CULTURE

Witnessing Earth’s destruction at the Eugenides

A huge cloud of dust covers the sun, shrouding the Earth in darkness for days, weeks, months. What happened? A massive asteroid crash. Everything has changed in the year 2262, and the explosion of the asteroid has razed 11,500 kilometers of forestland. How does the crash affect the global climate and affect life forms on the planet?

The Eugenides Foundation’s new interactive science and technology exhibition aims to answer these questions and more by presenting a series of scenarios narrating the destruction of the Earth and providing scientific explanations not just as to their causes, but their implications as well.

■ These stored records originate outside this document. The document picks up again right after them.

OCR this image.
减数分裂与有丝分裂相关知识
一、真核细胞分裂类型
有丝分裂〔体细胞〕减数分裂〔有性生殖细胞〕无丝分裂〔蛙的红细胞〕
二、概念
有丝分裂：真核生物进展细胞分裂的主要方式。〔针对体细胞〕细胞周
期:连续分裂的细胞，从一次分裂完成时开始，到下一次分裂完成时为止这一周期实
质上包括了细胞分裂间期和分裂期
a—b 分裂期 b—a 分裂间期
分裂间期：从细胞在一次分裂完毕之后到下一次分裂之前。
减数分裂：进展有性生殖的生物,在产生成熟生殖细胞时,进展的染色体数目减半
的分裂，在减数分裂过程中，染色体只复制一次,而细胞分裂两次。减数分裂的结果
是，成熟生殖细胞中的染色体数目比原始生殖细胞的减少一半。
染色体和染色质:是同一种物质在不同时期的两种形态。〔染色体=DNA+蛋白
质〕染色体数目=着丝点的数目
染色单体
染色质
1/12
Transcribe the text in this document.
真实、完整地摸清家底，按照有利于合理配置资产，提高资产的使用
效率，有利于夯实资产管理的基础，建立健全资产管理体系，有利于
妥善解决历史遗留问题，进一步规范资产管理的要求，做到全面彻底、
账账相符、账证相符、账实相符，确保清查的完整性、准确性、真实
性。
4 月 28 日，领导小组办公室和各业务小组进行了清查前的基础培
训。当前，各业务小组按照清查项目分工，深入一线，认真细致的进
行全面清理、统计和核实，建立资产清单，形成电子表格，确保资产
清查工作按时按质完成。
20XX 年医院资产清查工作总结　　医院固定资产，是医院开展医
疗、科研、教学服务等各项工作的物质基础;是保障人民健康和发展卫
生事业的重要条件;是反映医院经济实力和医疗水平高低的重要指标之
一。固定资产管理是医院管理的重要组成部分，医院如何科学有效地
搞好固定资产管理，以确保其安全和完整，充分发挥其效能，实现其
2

The exhibition, which runs to December 16, has been compiled by experts and is open to the public every Saturday and Sunday.

At 1.30 p.m. on both days, organizers present a series of experiments aimed at people aged 9 and above (adults are welcome) that show the effect of various natural disasters such as an asteroid’s impact on the Earth and life on it.

In the hypothetical asteroid crash scenario, for example, the survivors face a number of challenges.

“We explain the effect on the global climate that the impact of a large asteroid would have, and the important environmental role played by plants,” Leda Arnellou, who is in charge of the interactive exhibition, told Kathimerini. “This helps children understand the importance of oxygen, but also of carbon dioxide, for living organisms. The exhibition then travels back to the present day and explains how human activities have an impact on climate change that is not very different from an asteroid.”

The exhibition is organized to show a destruction scenario in the first phase, and then addresses the issue of depletion of natural resources, which in turn leads to a discussion on the destruction of the planet’s natural environment. The sessions also include workshops on recycling, held at 3 p.m., in which children aged 8 and above make their own paper, helping them understand how paper can be reused in order to halt the depletion of forests.

“The aim is to help them understand the concept of sustainability and the dangers of natural resource depletion,” Arnellou said.

The next session, which begins at 5.30 p.m. and is aimed at children aged over 12, is centered on interactive narratives of ancient doomsday prophecies, from Scandinavian legends and the writings of Nostradamus to the Mayan prophecies that see the end of the world coming on December 21, 2012.

“We talk about the destruction of Pompeii in AD 79, as well as the eruption of the Santorini volcano in 1613 BC,” explained Arnellou.

The third session of the day in centered on a discussion of modern-day disasters that have posed a threat to the Earth’s natural balance, such as the March 2011 earthquake and tsunami in Japan that caused massive damage to the nuclear power plant in Fukushima.

The next interactive exhibition at the Eugenides Foundation, which will run from mid-December through May, will focus on the evolution of technology from antiquity to the present, including Heron of Alexandria’s windmill, space travel and exploration for life on other planets.